Poland: The government is planning to shape the procedure for obtaining approvals for mergers & acquisitions more quickly and effectively.
The government is planning to shape the procedure for obtaining approvals for mergers & acquisitions more quickly and effectively.
A proposal for amendments to the Act on Competition and Consumer Protection had already been prepared by the government in mid-2013 and later sent to the Polish parliament. Extensive changes in Polish competition law are expected to come into force in the second half of 2014 regarding e.g.: merger control, the leniency procedure, controls on businesses and liability of managers for violating competition rules.
As for merger control a particular plan is that the proceedings will be divided into two phases, a scheme already followed by EU law and many member state laws.
All "harmless" cases – and according to the Office of Competition and Consumer Protection these account for 80% of applications – should be decided by the authority within one month (instead of two as is now the case). That way the proceedings will end at the first stage.
The plan for complex or potentially harmful cases is that the Head of the Office of Competition and Consumer Protection could extend the term of proceedings by a further four months, thus starting the second phase.
Together with the prolongation the participants should be presented with potential concerns as to a planned concentration (identified threats to competition rules) or with the conditions under which such a concentration might be approved. This will enable businesses to present their standpoint as to concerns raised (until now that possibility arose only upon receiving a negative decision from the authority).
Although many of the provisions of the proposed amendment have attracted criticism, particularly in view of managers' liability, the planned changes in the merger control procedure should overall be assessed as positive.
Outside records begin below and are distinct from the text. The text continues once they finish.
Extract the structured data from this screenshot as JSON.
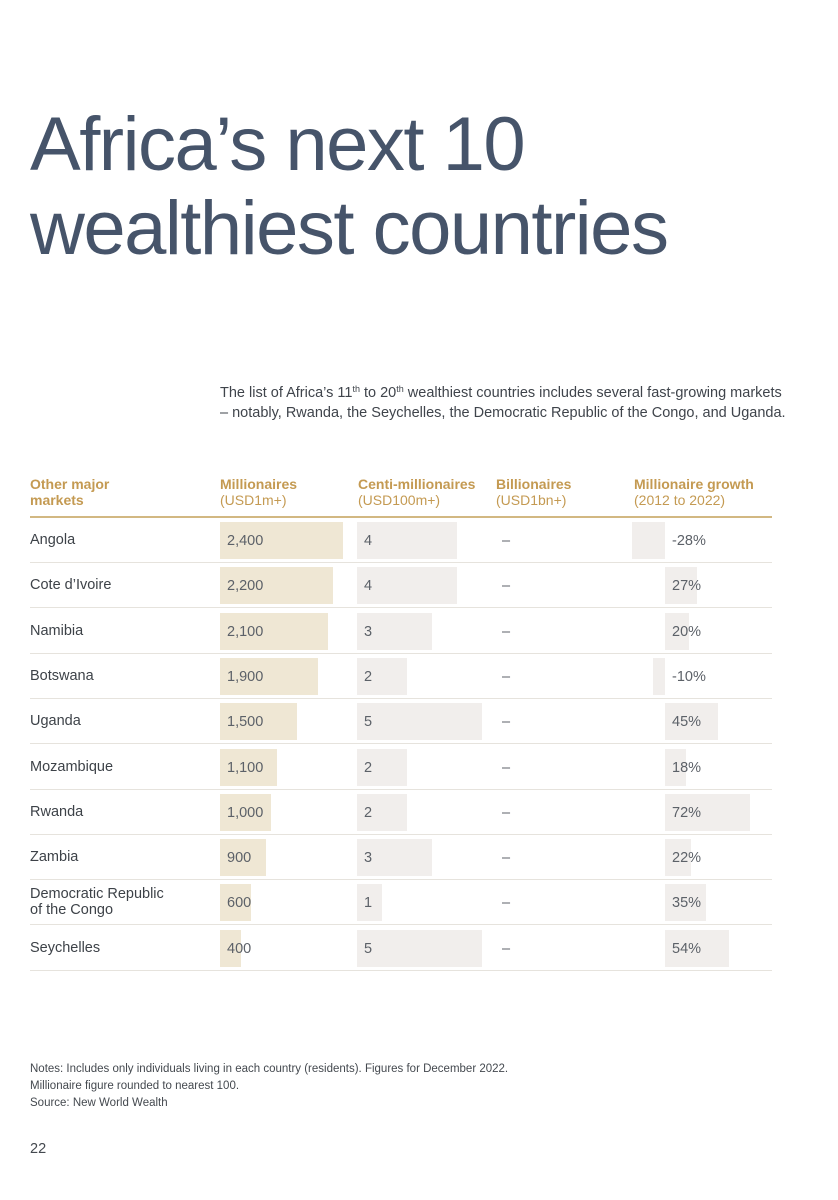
{
  "page": {
    "title_line1": "Africa’s next 10",
    "title_line2": "wealthiest countries",
    "intro_a": "The list of Africa’s 11",
    "intro_sup1": "th",
    "intro_b": " to 20",
    "intro_sup2": "th",
    "intro_c": " wealthiest countries includes several fast-growing markets – notably, Rwanda, the Seychelles, the Democratic Republic of the Congo, and Uganda.",
    "notes": [
      "Notes: Includes only individuals living in each country (residents). Figures for December 2022.",
      "Millionaire figure rounded to nearest 100.",
      "Source: New World Wealth"
    ],
    "page_number": "22"
  },
  "colors": {
    "title": "#46546a",
    "header_gold": "#c49a52",
    "millionaire_bar": "#efe7d4",
    "other_bar": "#f1eeec"
  },
  "chart_data": {
    "type": "table",
    "columns": [
      {
        "line1": "Other major",
        "line2": "markets"
      },
      {
        "line1": "Millionaires",
        "line2": "(USD1m+)"
      },
      {
        "line1": "Centi-millionaires",
        "line2": "(USD100m+)"
      },
      {
        "line1": "Billionaires",
        "line2": "(USD1bn+)"
      },
      {
        "line1": "Millionaire growth",
        "line2": "(2012 to 2022)"
      }
    ],
    "rows": [
      {
        "market": "Angola",
        "millionaires": 2400,
        "millionaires_label": "2,400",
        "centi": 4,
        "billionaires": "–",
        "growth": -28,
        "growth_label": "-28%"
      },
      {
        "market": "Cote d’Ivoire",
        "millionaires": 2200,
        "millionaires_label": "2,200",
        "centi": 4,
        "billionaires": "–",
        "growth": 27,
        "growth_label": "27%"
      },
      {
        "market": "Namibia",
        "millionaires": 2100,
        "millionaires_label": "2,100",
        "centi": 3,
        "billionaires": "–",
        "growth": 20,
        "growth_label": "20%"
      },
      {
        "market": "Botswana",
        "millionaires": 1900,
        "millionaires_label": "1,900",
        "centi": 2,
        "billionaires": "–",
        "growth": -10,
        "growth_label": "-10%"
      },
      {
        "market": "Uganda",
        "millionaires": 1500,
        "millionaires_label": "1,500",
        "centi": 5,
        "billionaires": "–",
        "growth": 45,
        "growth_label": "45%"
      },
      {
        "market": "Mozambique",
        "millionaires": 1100,
        "millionaires_label": "1,100",
        "centi": 2,
        "billionaires": "–",
        "growth": 18,
        "growth_label": "18%"
      },
      {
        "market": "Rwanda",
        "millionaires": 1000,
        "millionaires_label": "1,000",
        "centi": 2,
        "billionaires": "–",
        "growth": 72,
        "growth_label": "72%"
      },
      {
        "market": "Zambia",
        "millionaires": 900,
        "millionaires_label": "900",
        "centi": 3,
        "billionaires": "–",
        "growth": 22,
        "growth_label": "22%"
      },
      {
        "market": "Democratic Republic of the Congo",
        "market_line1": "Democratic Republic",
        "market_line2": "of the Congo",
        "millionaires": 600,
        "millionaires_label": "600",
        "centi": 1,
        "billionaires": "–",
        "growth": 35,
        "growth_label": "35%"
      },
      {
        "market": "Seychelles",
        "millionaires": 400,
        "millionaires_label": "400",
        "centi": 5,
        "billionaires": "–",
        "growth": 54,
        "growth_label": "54%"
      }
    ]
  }
}
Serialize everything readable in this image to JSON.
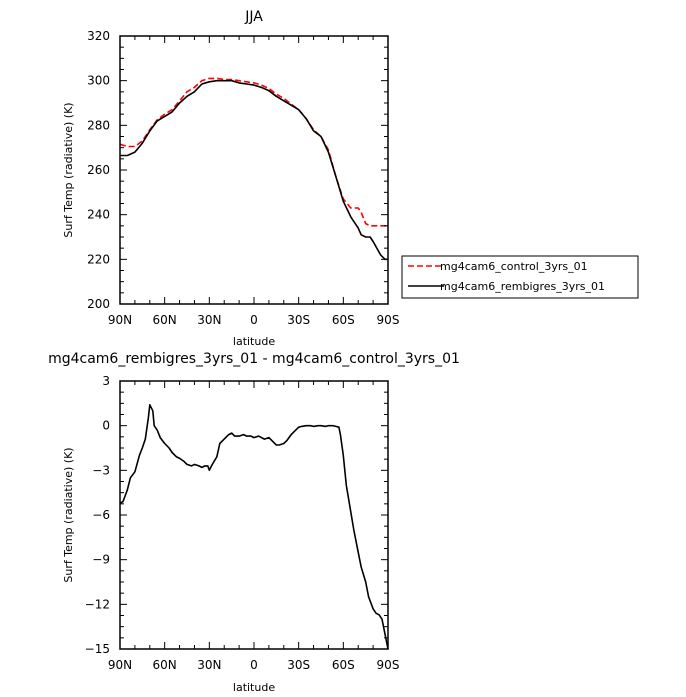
{
  "chart_data": [
    {
      "type": "line",
      "title": "JJA",
      "xlabel": "latitude",
      "ylabel": "Surf Temp (radiative) (K)",
      "xlim": [
        90,
        -90
      ],
      "ylim": [
        200,
        320
      ],
      "x_ticks": [
        90,
        60,
        30,
        0,
        -30,
        -60,
        -90
      ],
      "x_tick_labels": [
        "90N",
        "60N",
        "30N",
        "0",
        "30S",
        "60S",
        "90S"
      ],
      "y_ticks": [
        200,
        220,
        240,
        260,
        280,
        300,
        320
      ],
      "y_tick_labels": [
        "200",
        "220",
        "240",
        "260",
        "280",
        "300",
        "320"
      ],
      "legend_position": "outside-right",
      "series": [
        {
          "name": "mg4cam6_control_3yrs_01",
          "color": "#ff0000",
          "dash": "dashed",
          "x": [
            90,
            85,
            80,
            75,
            70,
            65,
            60,
            55,
            50,
            45,
            40,
            35,
            30,
            25,
            20,
            15,
            10,
            5,
            0,
            -5,
            -10,
            -15,
            -20,
            -25,
            -30,
            -35,
            -40,
            -45,
            -50,
            -55,
            -60,
            -65,
            -70,
            -72,
            -75,
            -78,
            -80,
            -85,
            -88,
            -90
          ],
          "y": [
            271.5,
            270.5,
            270.5,
            273,
            278,
            282.5,
            285,
            287,
            291,
            295,
            297,
            300,
            301,
            301,
            300.5,
            300.5,
            300,
            299.5,
            299,
            298,
            296.5,
            294,
            292,
            289.5,
            287,
            283,
            278,
            275,
            269,
            257,
            247,
            243,
            243,
            241,
            236,
            235,
            235,
            235,
            235,
            235
          ]
        },
        {
          "name": "mg4cam6_rembigres_3yrs_01",
          "color": "#000000",
          "dash": "solid",
          "x": [
            90,
            85,
            80,
            75,
            70,
            65,
            60,
            55,
            50,
            45,
            40,
            35,
            30,
            25,
            20,
            15,
            10,
            5,
            0,
            -5,
            -10,
            -15,
            -20,
            -25,
            -30,
            -35,
            -40,
            -45,
            -50,
            -55,
            -60,
            -65,
            -70,
            -72,
            -75,
            -78,
            -80,
            -85,
            -88,
            -90
          ],
          "y": [
            266.5,
            266.5,
            268,
            272,
            277.5,
            282,
            284,
            286,
            290,
            293,
            295,
            298.5,
            299.5,
            300,
            300,
            300,
            299,
            298.5,
            298,
            297,
            295.5,
            293,
            291,
            289,
            287,
            283,
            277.5,
            275,
            268,
            257,
            246,
            239,
            234,
            231,
            230,
            230,
            228,
            222,
            220,
            220
          ]
        }
      ]
    },
    {
      "type": "line",
      "title": "mg4cam6_rembigres_3yrs_01 - mg4cam6_control_3yrs_01",
      "xlabel": "latitude",
      "ylabel": "Surf Temp (radiative) (K)",
      "xlim": [
        90,
        -90
      ],
      "ylim": [
        -15,
        3
      ],
      "x_ticks": [
        90,
        60,
        30,
        0,
        -30,
        -60,
        -90
      ],
      "x_tick_labels": [
        "90N",
        "60N",
        "30N",
        "0",
        "30S",
        "60S",
        "90S"
      ],
      "y_ticks": [
        -15,
        -12,
        -9,
        -6,
        -3,
        0,
        3
      ],
      "y_tick_labels": [
        "−15",
        "−12",
        "−9",
        "−6",
        "−3",
        "0",
        "3"
      ],
      "series": [
        {
          "color": "#000000",
          "dash": "solid",
          "x": [
            90,
            88,
            85,
            83,
            80,
            77,
            75,
            73,
            71,
            70,
            68,
            67,
            65,
            63,
            60,
            57,
            55,
            52,
            50,
            47,
            45,
            42,
            40,
            37,
            35,
            33,
            31,
            30,
            28,
            25,
            23,
            20,
            17,
            15,
            13,
            10,
            7,
            5,
            2,
            0,
            -3,
            -5,
            -7,
            -10,
            -12,
            -15,
            -17,
            -20,
            -22,
            -25,
            -27,
            -30,
            -32,
            -35,
            -38,
            -40,
            -43,
            -45,
            -48,
            -50,
            -53,
            -55,
            -57,
            -58,
            -60,
            -62,
            -65,
            -67,
            -70,
            -72,
            -75,
            -77,
            -80,
            -82,
            -84,
            -86,
            -88,
            -90
          ],
          "y": [
            -5.2,
            -5.1,
            -4.3,
            -3.5,
            -3.1,
            -2.0,
            -1.5,
            -0.9,
            0.5,
            1.4,
            1.0,
            0.0,
            -0.3,
            -0.8,
            -1.2,
            -1.5,
            -1.8,
            -2.1,
            -2.2,
            -2.4,
            -2.6,
            -2.7,
            -2.6,
            -2.7,
            -2.8,
            -2.7,
            -2.7,
            -3.0,
            -2.6,
            -2.1,
            -1.2,
            -0.9,
            -0.6,
            -0.5,
            -0.7,
            -0.7,
            -0.6,
            -0.7,
            -0.7,
            -0.8,
            -0.7,
            -0.8,
            -0.9,
            -0.8,
            -1.0,
            -1.3,
            -1.3,
            -1.2,
            -1.0,
            -0.6,
            -0.4,
            -0.1,
            -0.05,
            0.0,
            0.0,
            -0.05,
            0.0,
            0.0,
            -0.05,
            0.0,
            0.0,
            -0.05,
            -0.1,
            -0.6,
            -2.0,
            -4.0,
            -5.8,
            -7.0,
            -8.5,
            -9.5,
            -10.5,
            -11.5,
            -12.3,
            -12.6,
            -12.7,
            -13.0,
            -14.0,
            -15.0
          ]
        }
      ]
    }
  ]
}
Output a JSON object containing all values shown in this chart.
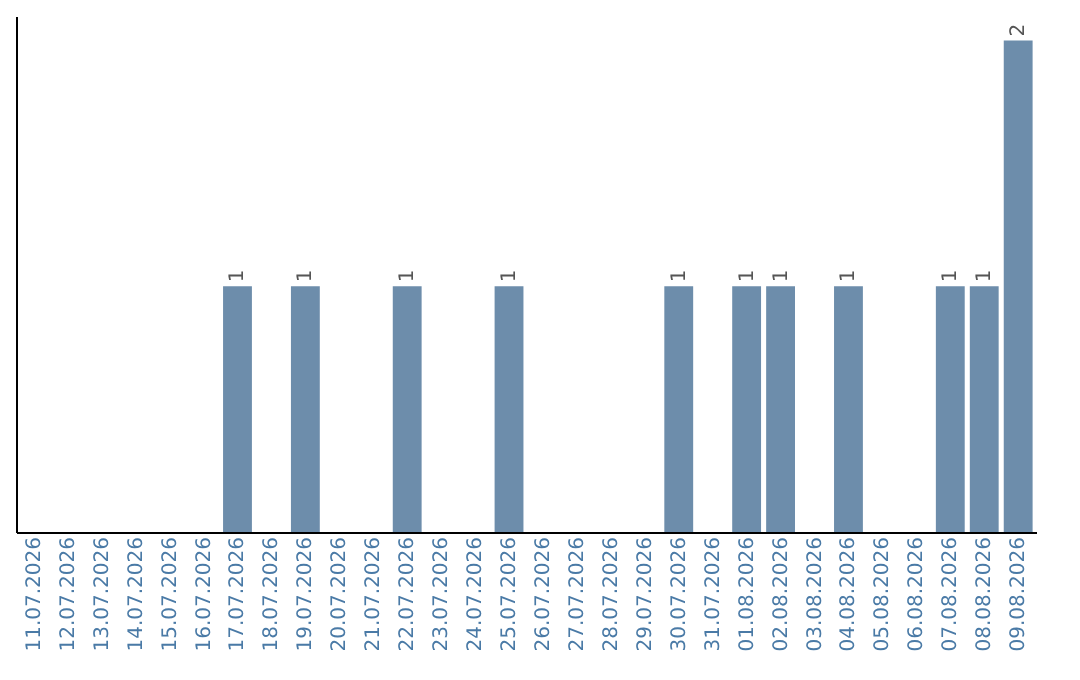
{
  "chart_data": {
    "type": "bar",
    "categories": [
      "11.07.2026",
      "12.07.2026",
      "13.07.2026",
      "14.07.2026",
      "15.07.2026",
      "16.07.2026",
      "17.07.2026",
      "18.07.2026",
      "19.07.2026",
      "20.07.2026",
      "21.07.2026",
      "22.07.2026",
      "23.07.2026",
      "24.07.2026",
      "25.07.2026",
      "26.07.2026",
      "27.07.2026",
      "28.07.2026",
      "29.07.2026",
      "30.07.2026",
      "31.07.2026",
      "01.08.2026",
      "02.08.2026",
      "03.08.2026",
      "04.08.2026",
      "05.08.2026",
      "06.08.2026",
      "07.08.2026",
      "08.08.2026",
      "09.08.2026"
    ],
    "values": [
      0,
      0,
      0,
      0,
      0,
      0,
      1,
      0,
      1,
      0,
      0,
      1,
      0,
      0,
      1,
      0,
      0,
      0,
      0,
      1,
      0,
      1,
      1,
      0,
      1,
      0,
      0,
      1,
      1,
      2
    ],
    "value_labels": [
      null,
      null,
      null,
      null,
      null,
      null,
      "1",
      null,
      "1",
      null,
      null,
      "1",
      null,
      null,
      "1",
      null,
      null,
      null,
      null,
      "1",
      null,
      "1",
      "1",
      null,
      "1",
      null,
      null,
      "1",
      "1",
      "2"
    ],
    "color": "#6d8dab",
    "tick_labels": "x",
    "grid": false
  }
}
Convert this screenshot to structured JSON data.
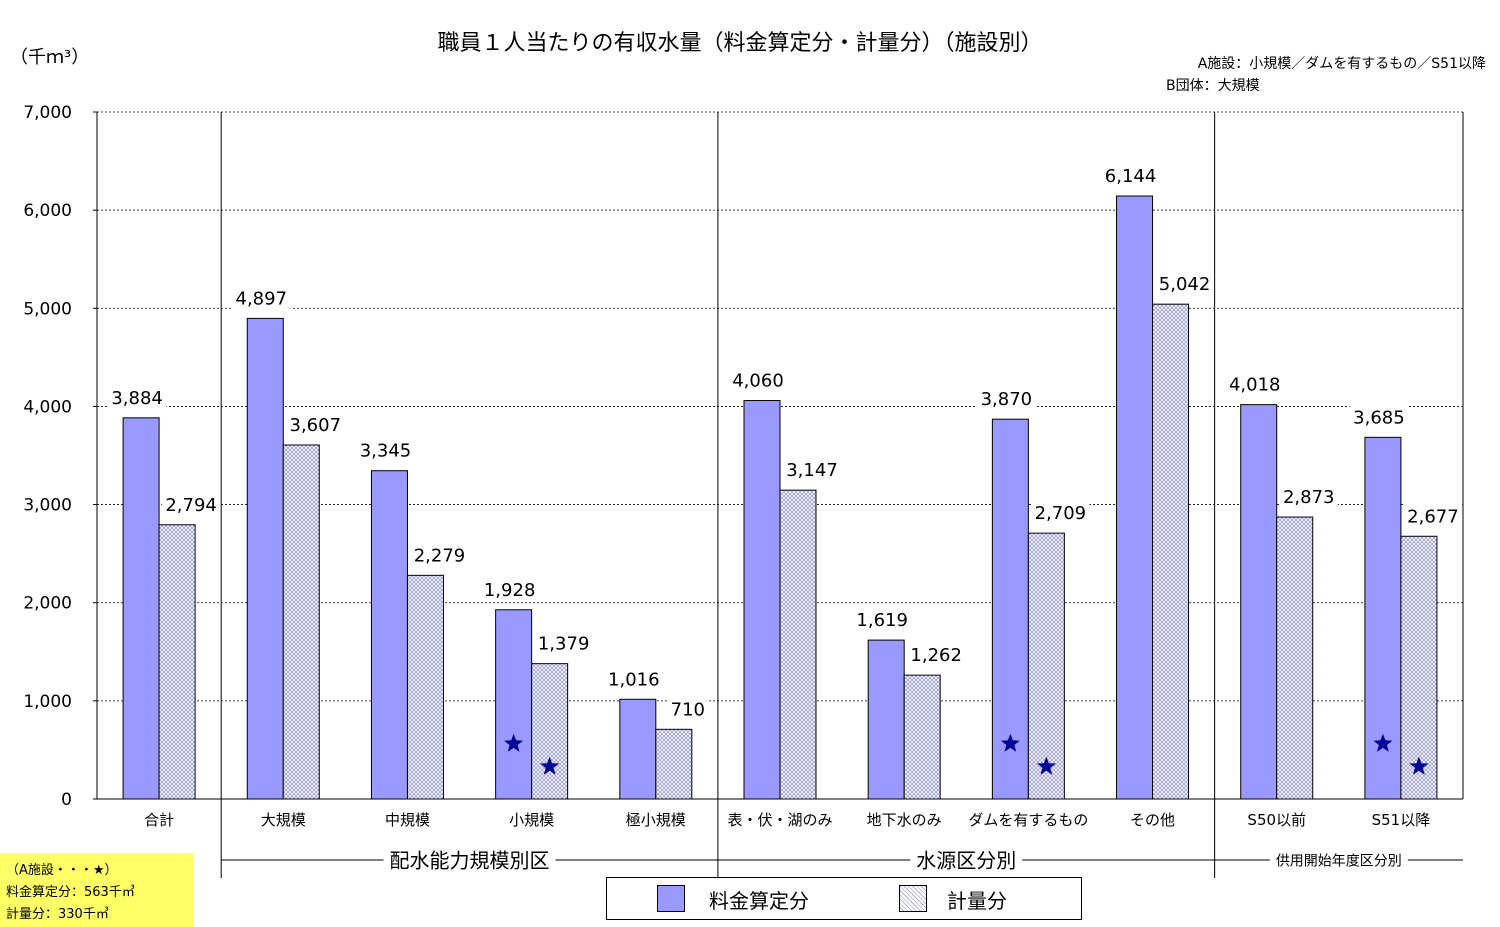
{
  "chart_data": {
    "type": "bar",
    "title": "職員１人当たりの有収水量（料金算定分・計量分）（施設別）",
    "unit_label": "（千ｍ³）",
    "notes_top_right": [
      "A施設：小規模／ダムを有するもの／S51以降",
      "B団体：大規模"
    ],
    "ylim": [
      0,
      7000
    ],
    "yticks": [
      "0",
      "1,000",
      "2,000",
      "3,000",
      "4,000",
      "5,000",
      "6,000",
      "7,000"
    ],
    "grid": true,
    "categories": [
      "合計",
      "大規模",
      "中規模",
      "小規模",
      "極小規模",
      "表・伏・湖のみ",
      "地下水のみ",
      "ダムを有するもの",
      "その他",
      "S50以前",
      "S51以降"
    ],
    "series": [
      {
        "name": "料金算定分",
        "color": "#9999ff",
        "values": [
          3884,
          4897,
          3345,
          1928,
          1016,
          4060,
          1619,
          3870,
          6144,
          4018,
          3685
        ],
        "labels": [
          "3,884",
          "4,897",
          "3,345",
          "1,928",
          "1,016",
          "4,060",
          "1,619",
          "3,870",
          "6,144",
          "4,018",
          "3,685"
        ]
      },
      {
        "name": "計量分",
        "color": "#ccccff",
        "values": [
          2794,
          3607,
          2279,
          1379,
          710,
          3147,
          1262,
          2709,
          5042,
          2873,
          2677
        ],
        "labels": [
          "2,794",
          "3,607",
          "2,279",
          "1,379",
          "710",
          "3,147",
          "1,262",
          "2,709",
          "5,042",
          "2,873",
          "2,677"
        ]
      }
    ],
    "group_labels": [
      "配水能力規模別区",
      "水源区分別",
      "供用開始年度区分別"
    ],
    "star_categories": [
      3,
      7,
      10
    ],
    "star_values": {
      "料金算定分": 563,
      "計量分": 330
    },
    "star_color": "#000099",
    "note_box": [
      "（A施設・・・★）",
      "料金算定分：563千㎥",
      "計量分：330千㎥"
    ],
    "legend": {
      "placement": "bottom-center",
      "entries": [
        "料金算定分",
        "計量分"
      ]
    }
  }
}
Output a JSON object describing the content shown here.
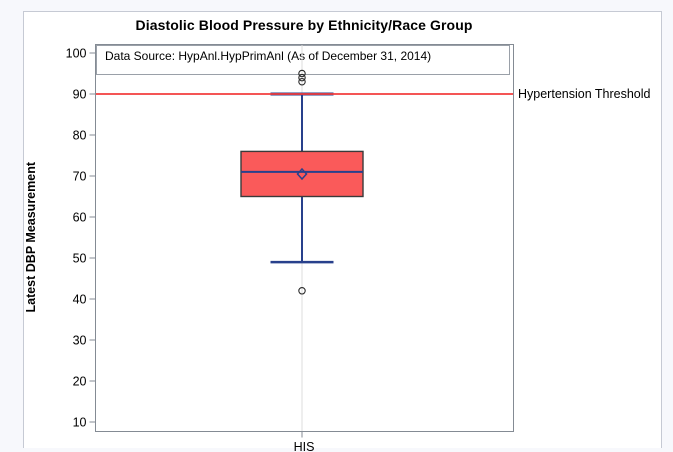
{
  "page": {
    "background": "#f7f8fc",
    "figure_background": "#ffffff",
    "figure_border": "#c6cad4"
  },
  "chart_data": {
    "type": "boxplot",
    "title": "Diastolic Blood Pressure by Ethnicity/Race Group",
    "inset_note": "Data Source: HypAnl.HypPrimAnl (As of December 31, 2014)",
    "ylabel": "Latest DBP Measurement",
    "xlabel": "",
    "categories": [
      "HIS"
    ],
    "y_ticks": [
      100,
      90,
      80,
      70,
      60,
      50,
      40,
      30,
      20,
      10
    ],
    "ylim": [
      10,
      100
    ],
    "legend": "none",
    "grid": "category reference line only",
    "series": [
      {
        "category": "HIS",
        "q1": 65,
        "median": 71,
        "q3": 76,
        "mean": 70.5,
        "whisker_low": 49,
        "whisker_high": 90,
        "outliers": [
          42,
          93,
          94,
          95
        ]
      }
    ],
    "reference_line": {
      "y": 90,
      "label": "Hypertension Threshold"
    },
    "colors": {
      "box_fill": "#fa5a5a",
      "box_border": "#3a3a3a",
      "whisker": "#28408c",
      "reference": "#f23d3d",
      "axis": "#848b94",
      "category_line": "#dcdcdc",
      "outlier": "#2a2a2a",
      "text": "#000000"
    }
  }
}
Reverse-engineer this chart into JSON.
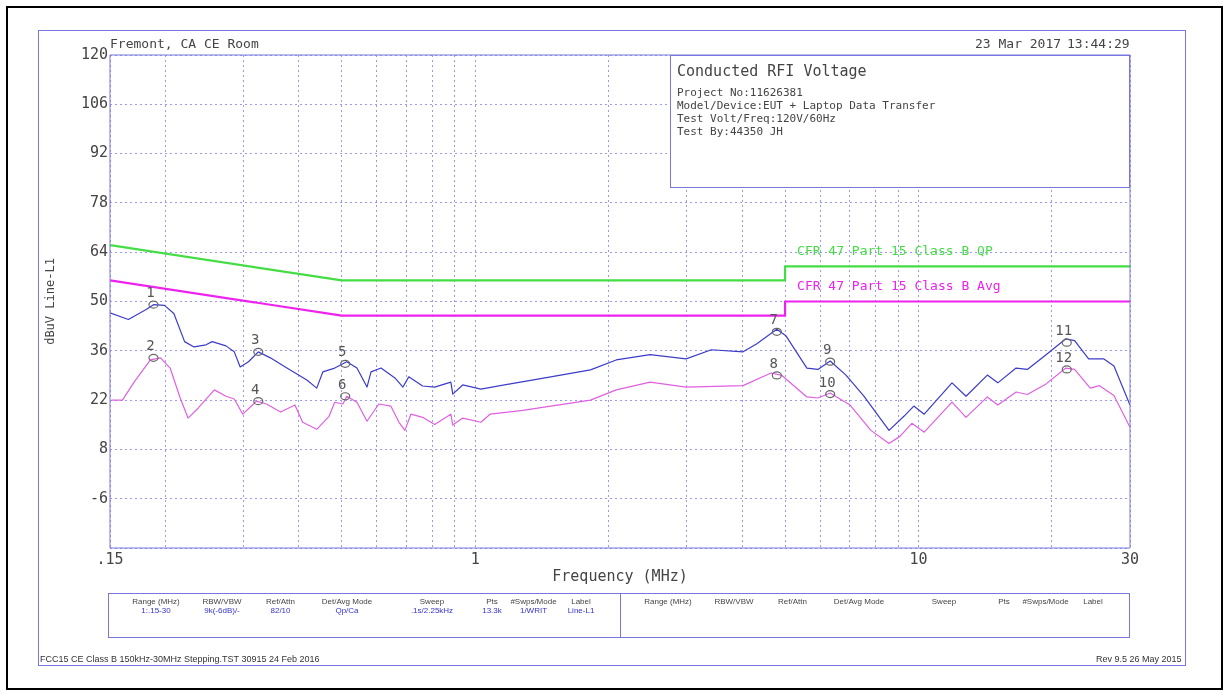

Even so, the rules on extension of the proceedings, presentation of concerns and deadlines to be followed could have been formulated more precisely.
In case of complex or potentially harmful applications the length of the proceedings will not be extended in practice, given that the hitherto binding deadline of two months is not observed anyway – in particular, additional questions are always raised by the authority. In simpler cases the deadline will hopefully be shortened thanks to the amendment. In turn the inevitable adverse consequences of a corporate "interregnum" period can be minimized.